His spirituality is based on Aliens gently raping his culture. Jesus is made up fairy tales. There were actual Aliens pretending to be gods that created his religion and no matter their fall from grace after interbreeding with humans for ten centuries, a thousand years earlier they were probably as advanced and cunning as Janeway on the Basics planet dealing with those savages who tried to eat Kes.
It would've actually been cool if they seriously made an effort to have Chakotay express his culture and spirituality in a believable way. Specifically name a tribe, don't just barrow cliche elements from the stereotype and put an effort into research. It would be just as bad if they had a black man on there who practiced voodoo, played jazz, hunted lions and referenced working in the cotton fields.
Rob claimed off camera that Chakotay was a native South American Indian, which is not to be confused with all the Spaniards who claim that they're natives. But then if he is a member of the "Rubber tree people" Tribe, which he is, that makes a lot of sense. Where in North America do you find a quantity of Rubber trees? No bloody where. Rubber Trees are tropical.
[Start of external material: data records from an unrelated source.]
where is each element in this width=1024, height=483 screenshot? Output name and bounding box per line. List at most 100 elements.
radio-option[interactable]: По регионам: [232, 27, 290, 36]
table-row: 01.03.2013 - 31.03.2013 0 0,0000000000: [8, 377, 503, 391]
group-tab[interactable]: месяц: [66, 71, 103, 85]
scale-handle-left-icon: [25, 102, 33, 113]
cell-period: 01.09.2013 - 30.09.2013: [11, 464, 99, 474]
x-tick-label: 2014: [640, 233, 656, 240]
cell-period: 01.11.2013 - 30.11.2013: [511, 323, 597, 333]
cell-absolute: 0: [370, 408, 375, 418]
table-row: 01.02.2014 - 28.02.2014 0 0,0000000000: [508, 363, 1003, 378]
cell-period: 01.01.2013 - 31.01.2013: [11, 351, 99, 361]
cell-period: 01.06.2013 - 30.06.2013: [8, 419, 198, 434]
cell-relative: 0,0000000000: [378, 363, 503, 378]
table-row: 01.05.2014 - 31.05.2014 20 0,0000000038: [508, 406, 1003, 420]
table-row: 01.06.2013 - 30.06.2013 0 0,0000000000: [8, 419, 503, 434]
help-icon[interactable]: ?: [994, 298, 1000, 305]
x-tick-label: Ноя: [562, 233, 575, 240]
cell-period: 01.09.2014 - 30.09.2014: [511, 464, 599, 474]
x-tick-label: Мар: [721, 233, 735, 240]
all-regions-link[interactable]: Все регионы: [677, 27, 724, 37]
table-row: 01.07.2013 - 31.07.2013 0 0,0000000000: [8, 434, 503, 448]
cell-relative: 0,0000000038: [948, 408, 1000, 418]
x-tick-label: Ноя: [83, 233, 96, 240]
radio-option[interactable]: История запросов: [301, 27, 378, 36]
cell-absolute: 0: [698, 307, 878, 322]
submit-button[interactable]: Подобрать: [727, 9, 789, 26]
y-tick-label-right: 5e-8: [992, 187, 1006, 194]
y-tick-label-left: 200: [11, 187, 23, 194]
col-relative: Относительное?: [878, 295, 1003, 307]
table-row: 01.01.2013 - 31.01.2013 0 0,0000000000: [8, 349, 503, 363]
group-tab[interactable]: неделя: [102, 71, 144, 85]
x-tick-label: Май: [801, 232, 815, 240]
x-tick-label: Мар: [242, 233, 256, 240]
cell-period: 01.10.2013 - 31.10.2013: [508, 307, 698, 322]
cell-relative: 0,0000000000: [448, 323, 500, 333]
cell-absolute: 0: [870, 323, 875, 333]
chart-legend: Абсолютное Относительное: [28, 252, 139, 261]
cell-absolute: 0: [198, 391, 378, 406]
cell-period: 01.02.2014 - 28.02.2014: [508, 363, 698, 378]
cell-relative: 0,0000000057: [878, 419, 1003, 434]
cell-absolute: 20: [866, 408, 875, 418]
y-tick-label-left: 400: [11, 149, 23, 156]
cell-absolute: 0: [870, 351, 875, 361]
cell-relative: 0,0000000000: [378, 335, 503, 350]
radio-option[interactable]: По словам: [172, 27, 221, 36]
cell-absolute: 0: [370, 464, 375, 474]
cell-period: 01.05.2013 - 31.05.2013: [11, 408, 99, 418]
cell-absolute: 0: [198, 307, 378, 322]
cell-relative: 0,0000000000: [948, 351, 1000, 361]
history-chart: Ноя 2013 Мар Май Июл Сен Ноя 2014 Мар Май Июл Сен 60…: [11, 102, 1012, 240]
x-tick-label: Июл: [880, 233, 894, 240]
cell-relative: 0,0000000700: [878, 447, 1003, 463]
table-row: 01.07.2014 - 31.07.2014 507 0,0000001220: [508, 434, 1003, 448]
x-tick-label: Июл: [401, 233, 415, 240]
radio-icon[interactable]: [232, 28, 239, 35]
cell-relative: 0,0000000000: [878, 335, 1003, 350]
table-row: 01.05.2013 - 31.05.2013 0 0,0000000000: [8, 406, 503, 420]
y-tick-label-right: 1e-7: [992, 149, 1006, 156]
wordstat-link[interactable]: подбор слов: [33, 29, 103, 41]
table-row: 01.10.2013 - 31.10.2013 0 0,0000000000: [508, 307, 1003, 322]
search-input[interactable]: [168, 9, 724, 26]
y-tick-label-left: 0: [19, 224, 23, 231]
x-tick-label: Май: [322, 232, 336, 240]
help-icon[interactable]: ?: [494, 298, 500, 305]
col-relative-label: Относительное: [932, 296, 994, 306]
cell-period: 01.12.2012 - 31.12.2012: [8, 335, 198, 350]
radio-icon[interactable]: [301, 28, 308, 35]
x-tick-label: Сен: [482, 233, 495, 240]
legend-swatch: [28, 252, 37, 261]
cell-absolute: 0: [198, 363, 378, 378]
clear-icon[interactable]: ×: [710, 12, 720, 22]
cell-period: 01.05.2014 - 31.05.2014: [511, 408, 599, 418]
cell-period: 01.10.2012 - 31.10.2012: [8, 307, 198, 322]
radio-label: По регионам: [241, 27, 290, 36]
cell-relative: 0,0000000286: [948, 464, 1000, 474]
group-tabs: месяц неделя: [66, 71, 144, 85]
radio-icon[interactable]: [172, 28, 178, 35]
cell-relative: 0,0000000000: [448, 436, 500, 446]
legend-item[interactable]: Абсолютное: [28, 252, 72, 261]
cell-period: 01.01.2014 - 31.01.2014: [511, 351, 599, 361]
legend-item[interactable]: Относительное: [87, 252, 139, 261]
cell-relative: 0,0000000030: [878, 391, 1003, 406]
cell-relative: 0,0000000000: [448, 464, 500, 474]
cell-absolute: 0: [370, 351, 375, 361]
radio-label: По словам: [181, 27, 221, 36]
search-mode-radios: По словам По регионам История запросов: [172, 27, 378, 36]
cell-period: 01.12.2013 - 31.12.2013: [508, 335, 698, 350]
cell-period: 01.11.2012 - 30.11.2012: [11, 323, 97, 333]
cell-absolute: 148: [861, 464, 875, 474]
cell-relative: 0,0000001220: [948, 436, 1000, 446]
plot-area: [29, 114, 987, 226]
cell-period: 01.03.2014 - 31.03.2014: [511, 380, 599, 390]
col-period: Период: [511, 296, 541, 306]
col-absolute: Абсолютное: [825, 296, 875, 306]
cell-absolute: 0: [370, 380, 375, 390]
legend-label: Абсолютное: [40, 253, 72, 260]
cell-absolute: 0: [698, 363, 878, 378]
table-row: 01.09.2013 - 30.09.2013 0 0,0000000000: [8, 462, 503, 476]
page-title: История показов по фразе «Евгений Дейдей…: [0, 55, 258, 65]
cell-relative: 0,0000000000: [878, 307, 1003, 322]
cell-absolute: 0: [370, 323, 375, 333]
I think there were some visuals which would point them to South America but I don't recall what (other then the definitely not North American foliage). Which makes the rubbing together with two sticks thing even more dumb as that is not a South American stereotype. I think it ended up a grab bag of cliches to which the word indian was attached.
It's a question of necessity. They needed fire. Chakotay was useless. Kathryn provided. They need an Archer. Chakotay was useless. Tuvok provided.
Jesus claimed that he was god because he brought Methuselah back to life. Methuselah was an Immortal alien called Flint from TOS. Did Jesus lie about, take unwarranted credit or fake all of his other miracles too? Um... Have you heard the good word about Scientology?
Once you accept that he made up the Angry warrior story, you have to wonder if Chuckles made up all his stories and then couched them in ancient Indian mysticism for the hard sell? His pants are on fire.
Since when did one's ethnicity mean you had to be expert at everything in that society? It's the 24th century for fuck's sake. How many of them, d'you think could fly fish, imitate barn owls or woodpeckers to fool the authentic bird, run a red light without causing a pile-up or get served at a 6 deep bar 2 minutes before the bell?
They are all pathetic and can't do anything thanks to replicators, holodecks, transporters and too much evolved humanity for their own good.
The producers did have input from author Jamake Highwater, who presented 7 pages of research. Highwater had presented himself as of American Indian ancestry, though this was disputed by other Native Americans. Seems he was actually an Armenian named Jay Marks, who had been adopted by a Greek family. Highwater's critics called his works inauthentic, stereotypical, and claimed he got federal grant money illegally. (source: Wikipedia)
You know when you read dialogues like that it drives it home to everyone that ST is not even close to our own universe, which makes these threads even dafter than they were before.